Le fils de Paul Ricard a joué un rôle déterminant dans cette transformation, tout en sachant s’entourer des meilleurs collaborateurs. Discret, dénué de diplômes prestigieux et fuyant les mondanités, Patrick Ricard a assimilé la culture maison dès le berceau. Son « self-made man » de père, qui avait peu de considération pour le système scolaire, l’a placé très tôt sur le terrain . Une série de stages, de séjours à l’étranger et de fonctions diverses occupées dans l’entreprise familiale, ont forgé ses compétences. Patrick Ricard n’était d’ailleurs pas destiné à devenir le boss. Le conflit entre son père et son frère aîné Bernard, qui a claqué la porte de la société dans les années 1970, a fait de lui le véritable héritier. Son plus grand souvenir à la tête de Pernod Ricard ? « Le rachat en 1980 d’Austin Nicols aux Etats-Unis (NDLR : le producteur et distributeur du bourbon Wild Turkey) a marqué le début de l’internationalisation du groupe. Cela a été une étape clé dans notre stratégie. » Promouvoir ses marques à l’étranger tout en s’implantant localement avec le rachat des fabricants et l’utilisation de leur réseau. Cette tactique a fait les beaux jours d’un des principaux acteurs du CAC 40 qui affiche 6,6 milliards d’euros de chiffre d’affaires (hors Absolut) et ne réalise plus que 11 % de ses activités en France, mère patrie du Ricard.

L’emblématique marque de pastis reste à la fois la fierté de la famille et l’une de ses plus grandes déceptions. Les efforts menés pour faire apprécier l’anis hors de l’Hexagone ont été vains. Sauf en Belgique ainsi qu’aux frontières avec l’Espagne et l’Italie pour des raisons fiscales. « J’aurais aimé faire de Ricard un Absolut français mais le goût ne passe pas », regrette le fils de l’inventeur du « jaune ». Pas de regret en revanche pour le vin tranquille français, délaissé alors que des investissements ont été réalisés en Australie, en Nouvelle Zélande et en Argentine. Le bordeaux, le bourgogne ou le vin de pays d’Oc, n’ont jamais été son cheval de bataille. Faute d’une rentabilité suffisante...

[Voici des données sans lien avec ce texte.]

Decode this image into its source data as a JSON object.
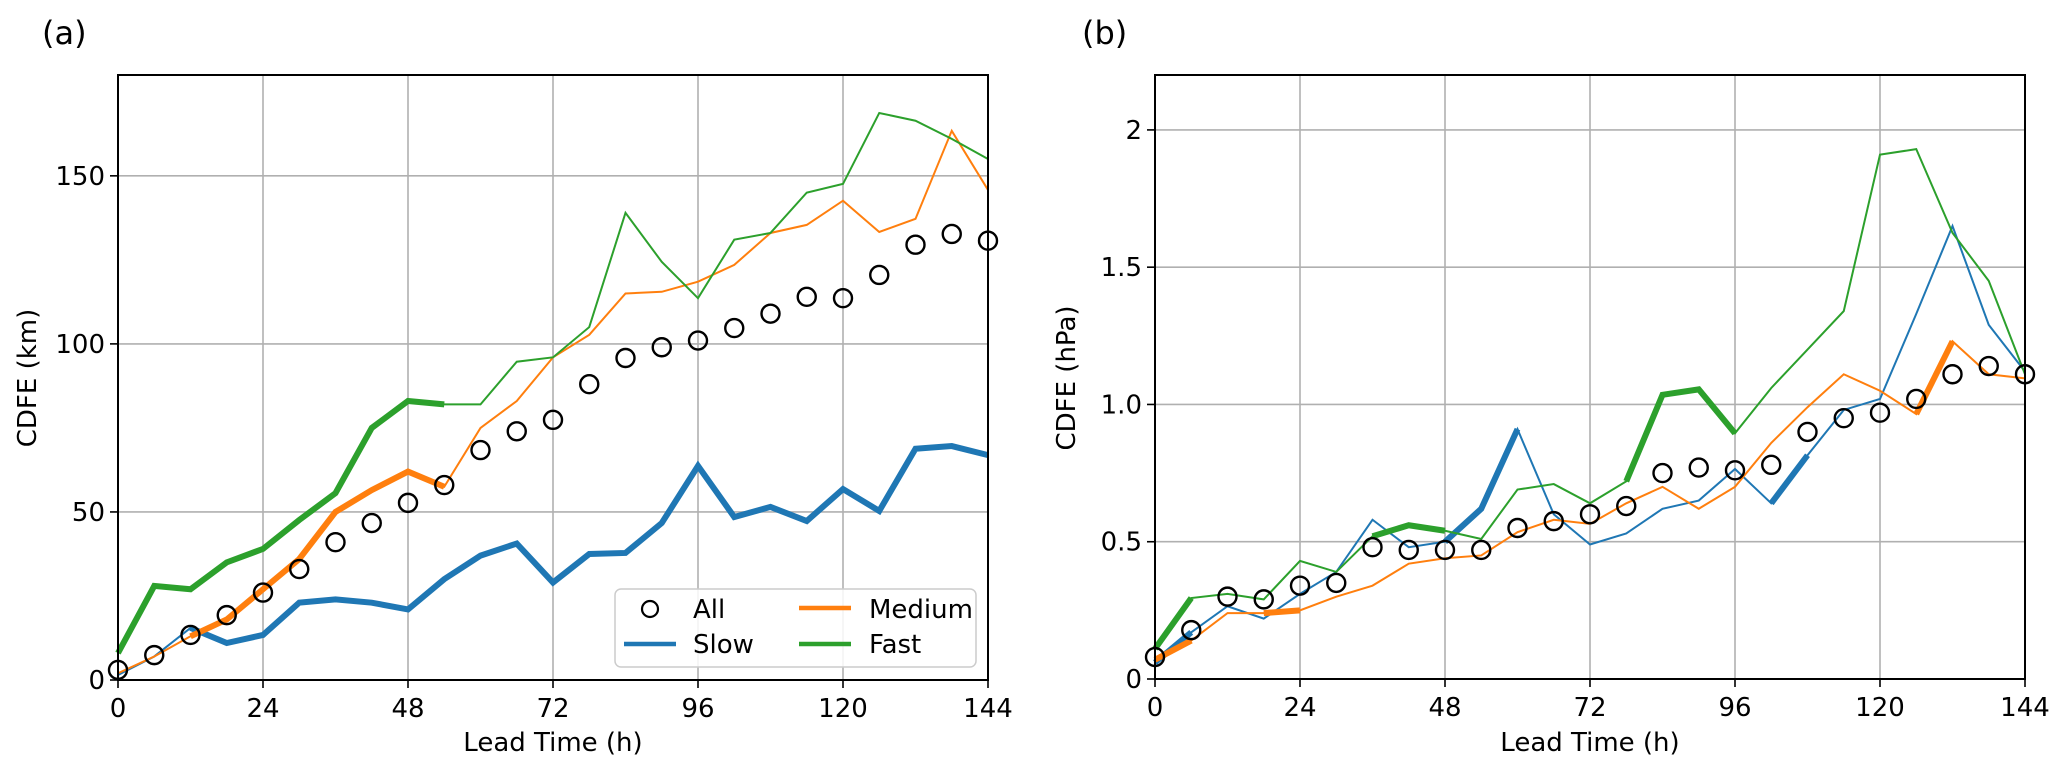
{
  "chart_data": [
    {
      "type": "line",
      "panel_label": "(a)",
      "xlabel": "Lead Time (h)",
      "ylabel": "CDFE (km)",
      "xlim": [
        0,
        144
      ],
      "ylim": [
        0,
        180
      ],
      "xticks": [
        0,
        24,
        48,
        72,
        96,
        120,
        144
      ],
      "xtick_labels": [
        "0",
        "24",
        "48",
        "72",
        "96",
        "120",
        "144"
      ],
      "yticks": [
        0,
        50,
        100,
        150
      ],
      "ytick_labels": [
        "0",
        "50",
        "100",
        "150"
      ],
      "grid": true,
      "legend": {
        "placement": "lower-right",
        "columns": 2,
        "entries": [
          "All",
          "Medium",
          "Slow",
          "Fast"
        ]
      },
      "x": [
        0,
        6,
        12,
        18,
        24,
        30,
        36,
        42,
        48,
        54,
        60,
        66,
        72,
        78,
        84,
        90,
        96,
        102,
        108,
        114,
        120,
        126,
        132,
        138,
        144
      ],
      "series": [
        {
          "name": "All",
          "style": "open-circle",
          "color": "#000000",
          "values": [
            3,
            7.4,
            13.4,
            19.3,
            26,
            33,
            41,
            46.7,
            52.7,
            58,
            68.4,
            74,
            77.4,
            88,
            95.8,
            99,
            101,
            104.7,
            109,
            114,
            113.6,
            120.5,
            129.5,
            132.7,
            130.7
          ]
        },
        {
          "name": "Slow",
          "style": "line",
          "color": "#1f77b4",
          "values": [
            1.5,
            7,
            15.5,
            11,
            13.4,
            23,
            24,
            23,
            21,
            30,
            37,
            40.6,
            29,
            37.5,
            37.8,
            46.7,
            63.7,
            48.5,
            51.5,
            47.3,
            56.8,
            50.3,
            68.8,
            69.6,
            66.9
          ],
          "thick_ranges": [
            [
              12,
              144
            ]
          ]
        },
        {
          "name": "Medium",
          "style": "line",
          "color": "#ff7f0e",
          "values": [
            2,
            7,
            13,
            18,
            27,
            36,
            50,
            56.5,
            62,
            57.5,
            75,
            83,
            96,
            102.7,
            115,
            115.5,
            118.5,
            123.5,
            133,
            135.4,
            142.6,
            133.3,
            137.2,
            163.4,
            145.8
          ],
          "thick_ranges": [
            [
              12,
              54
            ]
          ]
        },
        {
          "name": "Fast",
          "style": "line",
          "color": "#2ca02c",
          "values": [
            8,
            28,
            27,
            35,
            39,
            47.6,
            55.6,
            75,
            83,
            82,
            82,
            94.7,
            96,
            105,
            139,
            124.4,
            113.6,
            131,
            133,
            145,
            147.6,
            168.7,
            166.4,
            161,
            155
          ],
          "thick_ranges": [
            [
              0,
              54
            ]
          ]
        }
      ]
    },
    {
      "type": "line",
      "panel_label": "(b)",
      "xlabel": "Lead Time (h)",
      "ylabel": "CDFE (hPa)",
      "xlim": [
        0,
        144
      ],
      "ylim": [
        0,
        2.2
      ],
      "xticks": [
        0,
        24,
        48,
        72,
        96,
        120,
        144
      ],
      "xtick_labels": [
        "0",
        "24",
        "48",
        "72",
        "96",
        "120",
        "144"
      ],
      "yticks": [
        0,
        0.5,
        1.0,
        1.5,
        2.0
      ],
      "ytick_labels": [
        "0",
        "0.5",
        "1.0",
        "1.5",
        "2"
      ],
      "grid": true,
      "x": [
        0,
        6,
        12,
        18,
        24,
        30,
        36,
        42,
        48,
        54,
        60,
        66,
        72,
        78,
        84,
        90,
        96,
        102,
        108,
        114,
        120,
        126,
        132,
        138,
        144
      ],
      "series": [
        {
          "name": "All",
          "style": "open-circle",
          "color": "#000000",
          "values": [
            0.08,
            0.178,
            0.3,
            0.29,
            0.34,
            0.35,
            0.48,
            0.47,
            0.47,
            0.47,
            0.55,
            0.575,
            0.6,
            0.63,
            0.75,
            0.77,
            0.76,
            0.78,
            0.9,
            0.95,
            0.97,
            1.02,
            1.11,
            1.14,
            1.11
          ]
        },
        {
          "name": "Slow",
          "style": "line",
          "color": "#1f77b4",
          "values": [
            0.06,
            0.17,
            0.265,
            0.22,
            0.31,
            0.39,
            0.58,
            0.48,
            0.5,
            0.62,
            0.91,
            0.6,
            0.49,
            0.53,
            0.62,
            0.65,
            0.765,
            0.64,
            0.815,
            0.98,
            1.02,
            1.33,
            1.65,
            1.29,
            1.12
          ],
          "thick_ranges": [
            [
              0,
              6
            ],
            [
              48,
              60
            ],
            [
              102,
              108
            ]
          ]
        },
        {
          "name": "Medium",
          "style": "line",
          "color": "#ff7f0e",
          "values": [
            0.07,
            0.14,
            0.24,
            0.24,
            0.25,
            0.3,
            0.34,
            0.42,
            0.44,
            0.45,
            0.535,
            0.58,
            0.565,
            0.64,
            0.7,
            0.62,
            0.7,
            0.86,
            0.99,
            1.11,
            1.05,
            0.965,
            1.23,
            1.11,
            1.095
          ],
          "thick_ranges": [
            [
              0,
              6
            ],
            [
              18,
              24
            ],
            [
              126,
              132
            ]
          ]
        },
        {
          "name": "Fast",
          "style": "line",
          "color": "#2ca02c",
          "values": [
            0.11,
            0.295,
            0.31,
            0.29,
            0.43,
            0.39,
            0.52,
            0.56,
            0.54,
            0.51,
            0.69,
            0.71,
            0.64,
            0.72,
            1.035,
            1.055,
            0.895,
            1.06,
            1.2,
            1.34,
            1.91,
            1.93,
            1.625,
            1.45,
            1.11
          ],
          "thick_ranges": [
            [
              0,
              6
            ],
            [
              36,
              48
            ],
            [
              78,
              96
            ]
          ]
        }
      ]
    }
  ]
}
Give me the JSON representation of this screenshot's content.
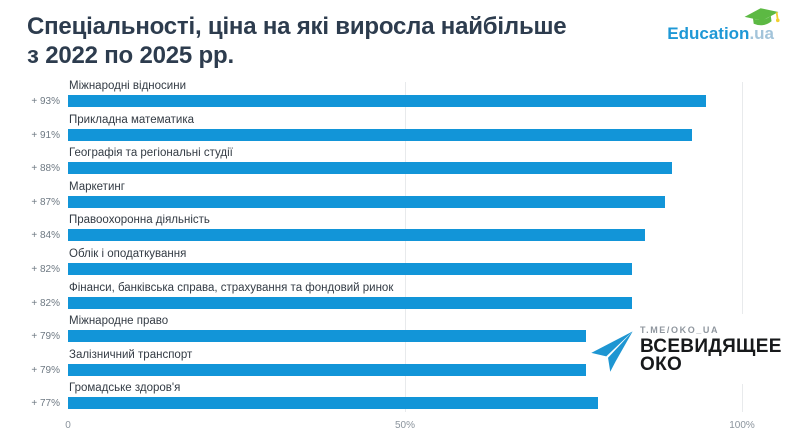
{
  "title": {
    "line1": "Спеціальності, ціна на які виросла найбільше",
    "line2": "з 2022 по 2025 рр."
  },
  "logo": {
    "brand": "Education",
    "tld": ".ua",
    "cap_icon": "graduation-cap-icon"
  },
  "chart_data": {
    "type": "bar",
    "orientation": "horizontal",
    "title": "Спеціальності, ціна на які виросла найбільше з 2022 по 2025 рр.",
    "categories": [
      "Міжнародні відносини",
      "Прикладна математика",
      "Географія та регіональні студії",
      "Маркетинг",
      "Правоохоронна діяльність",
      "Облік і оподаткування",
      "Фінанси, банківська справа, страхування та фондовий ринок",
      "Міжнародне право",
      "Залізничний транспорт",
      "Громадське здоров'я"
    ],
    "values": [
      93,
      91,
      88,
      87,
      84,
      82,
      82,
      79,
      79,
      77
    ],
    "value_labels": [
      "+ 93%",
      "+ 91%",
      "+ 88%",
      "+ 87%",
      "+ 84%",
      "+ 82%",
      "+ 82%",
      "+ 79%",
      "+ 79%",
      "+ 77%"
    ],
    "xlabel": "",
    "ylabel": "",
    "xlim": [
      0,
      100
    ],
    "x_ticks": [
      "0",
      "50%",
      "100%"
    ],
    "x_tick_positions": [
      0,
      50,
      100
    ],
    "grid": "vertical-light",
    "legend": "none",
    "bar_color": "#1295d8"
  },
  "watermark": {
    "handle": "T.ME/OKO_UA",
    "name_line1": "ВСЕВИДЯЩЕЕ",
    "name_line2": "ОКО",
    "plane_icon": "paper-plane-icon"
  },
  "colors": {
    "background": "#ffffff",
    "title_text": "#2d3c4e",
    "bar": "#1295d8",
    "percent_label": "#6e7983",
    "category_label": "#333b44",
    "axis_label": "#8b949d",
    "gridline": "#e8eaec",
    "logo_blue": "#1e98d6",
    "logo_tld": "#a3c4da",
    "logo_green": "#5cb943",
    "tassel_yellow": "#f2d02e",
    "watermark_blue": "#1e96d2",
    "watermark_black": "#17191b"
  }
}
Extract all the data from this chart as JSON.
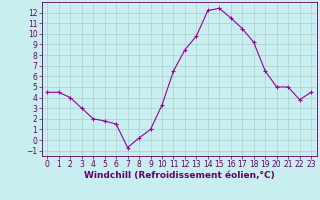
{
  "x": [
    0,
    1,
    2,
    3,
    4,
    5,
    6,
    7,
    8,
    9,
    10,
    11,
    12,
    13,
    14,
    15,
    16,
    17,
    18,
    19,
    20,
    21,
    22,
    23
  ],
  "y": [
    4.5,
    4.5,
    4.0,
    3.0,
    2.0,
    1.8,
    1.5,
    -0.7,
    0.2,
    1.0,
    3.3,
    6.5,
    8.5,
    9.8,
    12.2,
    12.4,
    11.5,
    10.5,
    9.2,
    6.5,
    5.0,
    5.0,
    3.8,
    4.5
  ],
  "line_color": "#990099",
  "marker": "+",
  "marker_size": 3,
  "marker_linewidth": 0.8,
  "background_color": "#c8eef0",
  "grid_color": "#aacccc",
  "xlabel": "Windchill (Refroidissement éolien,°C)",
  "xlabel_fontsize": 6.5,
  "ylim": [
    -1.5,
    13
  ],
  "xlim": [
    -0.5,
    23.5
  ],
  "yticks": [
    -1,
    0,
    1,
    2,
    3,
    4,
    5,
    6,
    7,
    8,
    9,
    10,
    11,
    12
  ],
  "xticks": [
    0,
    1,
    2,
    3,
    4,
    5,
    6,
    7,
    8,
    9,
    10,
    11,
    12,
    13,
    14,
    15,
    16,
    17,
    18,
    19,
    20,
    21,
    22,
    23
  ],
  "tick_fontsize": 5.5,
  "tick_color": "#660066",
  "spine_color": "#660066",
  "line_width": 0.8
}
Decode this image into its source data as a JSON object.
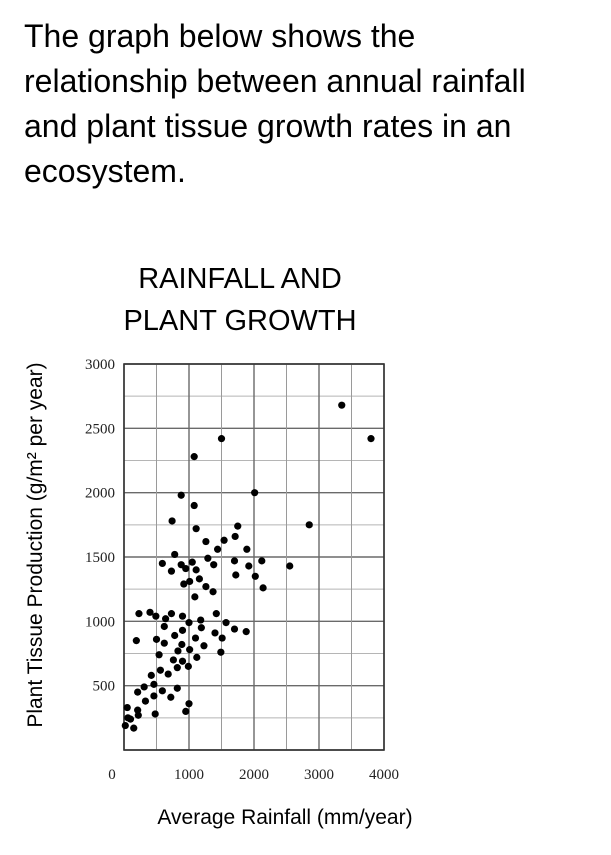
{
  "intro_text": "The graph below shows the relationship between annual rainfall and plant tissue growth rates in an ecosystem.",
  "chart_data": {
    "type": "scatter",
    "title_line1": "RAINFALL AND",
    "title_line2": "PLANT GROWTH",
    "xlabel": "Average Rainfall (mm/year)",
    "ylabel": "Plant Tissue Production (g/m² per year)",
    "xlim": [
      0,
      4000
    ],
    "ylim": [
      0,
      3000
    ],
    "x_ticks": [
      {
        "value": 0,
        "label": "0"
      },
      {
        "value": 1000,
        "label": "1000"
      },
      {
        "value": 2000,
        "label": "2000"
      },
      {
        "value": 3000,
        "label": "3000"
      },
      {
        "value": 4000,
        "label": "4000"
      }
    ],
    "y_ticks": [
      {
        "value": 500,
        "label": "500"
      },
      {
        "value": 1000,
        "label": "1000"
      },
      {
        "value": 1500,
        "label": "1500"
      },
      {
        "value": 2000,
        "label": "2000"
      },
      {
        "value": 2500,
        "label": "2500"
      },
      {
        "value": 3000,
        "label": "3000"
      }
    ],
    "grid": true,
    "dot_color": "#000000",
    "points": [
      [
        3350,
        2680
      ],
      [
        3800,
        2420
      ],
      [
        1500,
        2420
      ],
      [
        1080,
        2280
      ],
      [
        2010,
        2000
      ],
      [
        880,
        1980
      ],
      [
        1080,
        1900
      ],
      [
        2850,
        1750
      ],
      [
        740,
        1780
      ],
      [
        1750,
        1740
      ],
      [
        1110,
        1720
      ],
      [
        1260,
        1620
      ],
      [
        1540,
        1630
      ],
      [
        1710,
        1660
      ],
      [
        1890,
        1560
      ],
      [
        780,
        1520
      ],
      [
        1440,
        1560
      ],
      [
        2120,
        1470
      ],
      [
        2550,
        1430
      ],
      [
        1700,
        1470
      ],
      [
        1920,
        1430
      ],
      [
        590,
        1450
      ],
      [
        1290,
        1490
      ],
      [
        1050,
        1460
      ],
      [
        880,
        1440
      ],
      [
        1110,
        1400
      ],
      [
        1380,
        1440
      ],
      [
        950,
        1410
      ],
      [
        2020,
        1350
      ],
      [
        730,
        1390
      ],
      [
        1160,
        1330
      ],
      [
        1720,
        1360
      ],
      [
        2140,
        1260
      ],
      [
        1010,
        1310
      ],
      [
        920,
        1290
      ],
      [
        1260,
        1270
      ],
      [
        1370,
        1230
      ],
      [
        1090,
        1190
      ],
      [
        230,
        1060
      ],
      [
        400,
        1070
      ],
      [
        490,
        1040
      ],
      [
        640,
        1020
      ],
      [
        730,
        1060
      ],
      [
        900,
        1040
      ],
      [
        1180,
        1010
      ],
      [
        1000,
        990
      ],
      [
        1420,
        1060
      ],
      [
        1570,
        990
      ],
      [
        1700,
        940
      ],
      [
        1880,
        920
      ],
      [
        620,
        960
      ],
      [
        900,
        930
      ],
      [
        1190,
        950
      ],
      [
        1400,
        910
      ],
      [
        780,
        890
      ],
      [
        1100,
        870
      ],
      [
        1510,
        870
      ],
      [
        190,
        850
      ],
      [
        500,
        860
      ],
      [
        620,
        830
      ],
      [
        890,
        820
      ],
      [
        1230,
        810
      ],
      [
        1010,
        780
      ],
      [
        830,
        770
      ],
      [
        1490,
        760
      ],
      [
        540,
        740
      ],
      [
        1120,
        720
      ],
      [
        760,
        700
      ],
      [
        900,
        690
      ],
      [
        990,
        650
      ],
      [
        820,
        640
      ],
      [
        560,
        620
      ],
      [
        420,
        580
      ],
      [
        680,
        590
      ],
      [
        460,
        510
      ],
      [
        310,
        490
      ],
      [
        820,
        480
      ],
      [
        590,
        460
      ],
      [
        210,
        450
      ],
      [
        460,
        420
      ],
      [
        720,
        410
      ],
      [
        330,
        380
      ],
      [
        1000,
        360
      ],
      [
        950,
        300
      ],
      [
        50,
        330
      ],
      [
        210,
        310
      ],
      [
        480,
        280
      ],
      [
        100,
        240
      ],
      [
        20,
        190
      ],
      [
        150,
        170
      ],
      [
        60,
        250
      ],
      [
        220,
        270
      ]
    ]
  }
}
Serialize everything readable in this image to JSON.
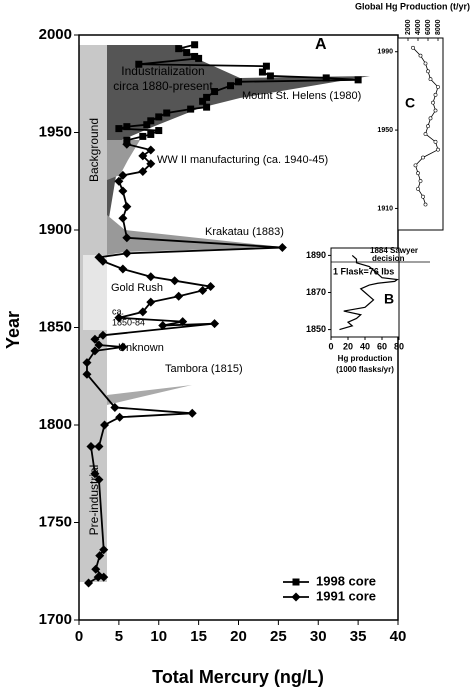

Si ce Marseillais d’origine aime toujours se montrer un verre de pastis à la main, appréciant le côté populaire du produit, cela n’empêche pas le groupe de s’embourgeoiser. Le nouveau slogan de Pernod Ricard, « Luxe en bouteille », est évocateur. A mille lieux de l’ambiance des bistrots de la Cannebière, Patrick Ricard a lancé au printemps dernier la cuvée de champagne la plus chère du monde. Du Perrier-Jouët « sur mesure » à 4 000 € le flacon ! Pour l’occasion, l’opéra Garnier avait été réservé. Et quand on lui parle d’inflation excessive sur les fines bulles, Patrick Ricard a la parade. « Il est au contraire dommage de voir encore du champagne vendu très peu cher alors qu’il est possible de le valoriser beaucoup mieux » .

Le « patron européen de l’année 2006 », selon le magazine américain Fortune, et Commandeur de la Légion d’Honneur prend ce mois-ci une retraite méritée. Il restera toutefois président du conseil d’administration pour une durée non précisée. Déchargé de l’opérationnel, il pourra aménager une transition et porter un regard avisé, « même si je ne m’exprimerai plus au nom de la société », précise-t-il. Si l’avenir du groupe s’inscrit avec Pierre Pringuet, la famille fondatrice n’est pas exclue. Son fils Paul-Charles pourrait un jour prendre les commandes. « Pour me succéder, il ne faudrait pas que le nom Ricard soit pénalisant », aime répéter Patrick Ricard. Car cet amateur d’art et de chasse aime aussi plaisanter.